Sunday, June 8, 2008

Worst day ever

I like Sundays. Although we generally have to get out of the house earlier, I enjoy getting ready and getting to church where my kids are chomping at the bit to see their friends and so am I!
This Sunday was like most, Dh left earlier to play in the church band and we got set to go to the early service because I was teachign 2yr old Sunday school at the late service.
All was typical, church was good, the 9 two year olds were sweet.
We were in a new room and a couple kids had to get in the swing of things again, but it only took a few minutes.
We sang songs, read stories, played and had a snack. Then the time came to pick up the kids and when Tyler's mom came- there was no Tyler. NO TYLER.
I have never felt a panic like that, it was like a movie I swear I scanned the room in slow-motion and each place my eyes went I was shocked again to not find him.
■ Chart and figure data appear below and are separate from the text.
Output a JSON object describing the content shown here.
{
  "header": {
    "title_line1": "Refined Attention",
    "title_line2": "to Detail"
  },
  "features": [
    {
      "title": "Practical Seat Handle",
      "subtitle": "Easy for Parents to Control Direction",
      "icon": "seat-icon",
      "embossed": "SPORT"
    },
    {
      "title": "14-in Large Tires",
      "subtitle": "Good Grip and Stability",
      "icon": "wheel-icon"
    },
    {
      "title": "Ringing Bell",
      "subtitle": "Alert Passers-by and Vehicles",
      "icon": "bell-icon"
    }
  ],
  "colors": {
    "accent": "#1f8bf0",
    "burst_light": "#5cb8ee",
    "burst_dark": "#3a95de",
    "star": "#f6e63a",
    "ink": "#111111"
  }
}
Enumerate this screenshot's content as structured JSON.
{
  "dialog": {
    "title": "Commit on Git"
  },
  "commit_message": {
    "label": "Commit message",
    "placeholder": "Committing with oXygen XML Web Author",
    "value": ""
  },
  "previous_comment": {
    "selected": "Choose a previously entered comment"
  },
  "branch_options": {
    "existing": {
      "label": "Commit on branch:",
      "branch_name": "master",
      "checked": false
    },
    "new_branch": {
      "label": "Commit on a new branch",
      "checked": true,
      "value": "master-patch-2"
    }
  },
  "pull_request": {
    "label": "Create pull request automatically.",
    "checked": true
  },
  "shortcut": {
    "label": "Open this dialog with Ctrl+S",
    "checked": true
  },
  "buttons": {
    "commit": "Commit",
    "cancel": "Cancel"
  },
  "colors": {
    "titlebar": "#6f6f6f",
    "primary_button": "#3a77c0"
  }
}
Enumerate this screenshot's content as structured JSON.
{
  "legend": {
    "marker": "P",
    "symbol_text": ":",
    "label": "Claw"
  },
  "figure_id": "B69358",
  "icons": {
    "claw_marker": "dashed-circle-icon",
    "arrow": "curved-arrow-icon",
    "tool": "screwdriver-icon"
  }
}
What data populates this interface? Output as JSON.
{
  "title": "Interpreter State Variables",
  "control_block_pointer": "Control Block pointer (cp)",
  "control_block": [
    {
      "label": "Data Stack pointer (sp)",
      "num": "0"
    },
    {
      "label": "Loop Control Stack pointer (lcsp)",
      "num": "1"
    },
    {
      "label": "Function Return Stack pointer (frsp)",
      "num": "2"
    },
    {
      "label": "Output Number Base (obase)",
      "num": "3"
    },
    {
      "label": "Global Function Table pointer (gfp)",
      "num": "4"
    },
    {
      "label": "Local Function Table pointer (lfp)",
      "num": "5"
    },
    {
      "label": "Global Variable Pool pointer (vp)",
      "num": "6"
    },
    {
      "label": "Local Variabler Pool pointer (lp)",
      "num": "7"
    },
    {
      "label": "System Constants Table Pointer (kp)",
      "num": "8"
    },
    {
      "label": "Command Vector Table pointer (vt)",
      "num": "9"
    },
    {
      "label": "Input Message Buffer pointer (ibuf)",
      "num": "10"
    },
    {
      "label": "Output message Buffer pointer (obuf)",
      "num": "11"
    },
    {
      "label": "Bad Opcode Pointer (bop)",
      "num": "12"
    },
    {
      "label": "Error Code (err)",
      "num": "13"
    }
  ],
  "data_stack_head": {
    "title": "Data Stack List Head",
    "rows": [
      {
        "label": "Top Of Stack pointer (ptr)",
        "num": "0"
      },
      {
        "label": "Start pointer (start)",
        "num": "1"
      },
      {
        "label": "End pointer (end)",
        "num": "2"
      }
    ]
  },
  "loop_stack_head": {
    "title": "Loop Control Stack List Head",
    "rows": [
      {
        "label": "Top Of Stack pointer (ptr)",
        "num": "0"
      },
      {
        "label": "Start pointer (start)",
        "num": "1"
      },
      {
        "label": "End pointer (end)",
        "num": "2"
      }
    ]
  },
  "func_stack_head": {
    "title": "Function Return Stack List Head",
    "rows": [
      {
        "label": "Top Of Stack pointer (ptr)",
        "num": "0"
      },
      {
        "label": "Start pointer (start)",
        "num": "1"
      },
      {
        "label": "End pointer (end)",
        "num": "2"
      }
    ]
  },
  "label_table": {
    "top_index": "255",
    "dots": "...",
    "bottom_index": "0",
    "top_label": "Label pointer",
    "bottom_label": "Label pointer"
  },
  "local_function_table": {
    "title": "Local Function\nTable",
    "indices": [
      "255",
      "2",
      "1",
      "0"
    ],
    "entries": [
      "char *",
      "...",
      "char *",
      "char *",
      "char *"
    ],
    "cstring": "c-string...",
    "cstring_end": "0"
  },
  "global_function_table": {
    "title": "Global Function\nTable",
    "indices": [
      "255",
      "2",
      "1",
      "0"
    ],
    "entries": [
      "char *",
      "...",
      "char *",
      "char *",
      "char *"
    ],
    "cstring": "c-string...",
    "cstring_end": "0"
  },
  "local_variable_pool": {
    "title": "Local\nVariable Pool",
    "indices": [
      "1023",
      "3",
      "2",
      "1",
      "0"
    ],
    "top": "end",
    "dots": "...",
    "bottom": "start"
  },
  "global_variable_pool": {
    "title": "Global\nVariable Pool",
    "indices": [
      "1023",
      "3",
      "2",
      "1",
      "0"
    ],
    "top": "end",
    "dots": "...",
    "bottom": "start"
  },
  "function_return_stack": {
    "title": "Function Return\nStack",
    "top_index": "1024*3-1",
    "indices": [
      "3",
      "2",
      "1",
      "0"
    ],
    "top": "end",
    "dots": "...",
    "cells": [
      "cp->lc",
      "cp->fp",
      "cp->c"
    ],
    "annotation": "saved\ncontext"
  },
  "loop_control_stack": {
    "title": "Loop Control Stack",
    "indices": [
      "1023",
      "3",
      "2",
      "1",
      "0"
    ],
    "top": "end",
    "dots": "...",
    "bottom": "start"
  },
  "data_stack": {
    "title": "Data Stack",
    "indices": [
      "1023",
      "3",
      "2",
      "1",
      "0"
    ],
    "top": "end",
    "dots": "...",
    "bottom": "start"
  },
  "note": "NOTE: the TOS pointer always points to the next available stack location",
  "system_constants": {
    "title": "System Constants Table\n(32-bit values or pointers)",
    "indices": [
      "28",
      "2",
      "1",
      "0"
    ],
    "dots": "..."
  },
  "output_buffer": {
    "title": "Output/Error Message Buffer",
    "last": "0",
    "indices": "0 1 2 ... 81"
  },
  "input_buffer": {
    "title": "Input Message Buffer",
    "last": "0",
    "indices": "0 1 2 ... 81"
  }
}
This was my first meeting with Tyler- but I knew he had jeans on and a purple paicifer with circles on it and deep blond hair.
For the next 15-20 minutes maybe it was only 10- the church searched. When I realized I was outside looking others where outside looking too- I think my heart stopped completely.
As we entered the ajoining building- a guy casually mentioned that if we were looking for a toddler- his wife had him and was bringing him downstairs!
At first I thought he was joking but as I ran back down and heard it was true- I lost it.
What could have happened and all at my accountability.
If I felt like that- what did Tyler's mom feel like? I cannot imagine or be more sorry.
I cannot imagine what would happen to me if I went to pick-up my kid after a church worship service in the church's own sunday school room, manned by church moms and no kid- and no explaination.
We think Tyler snuck out the gate with another family and followed them to the other building. He was found playing in the kindergarten room.
Goes to show- even in God's house... we must always be on guard, we must never assume it cannot happen to us.
I will be different because of this, so will Tyler's mom. I am so sorry for that. I am not sorry he turned up safe and sound and maybe now we can tweak things so that no little ones can sneak anywhere and be gone so long without someone wondering where he belongs.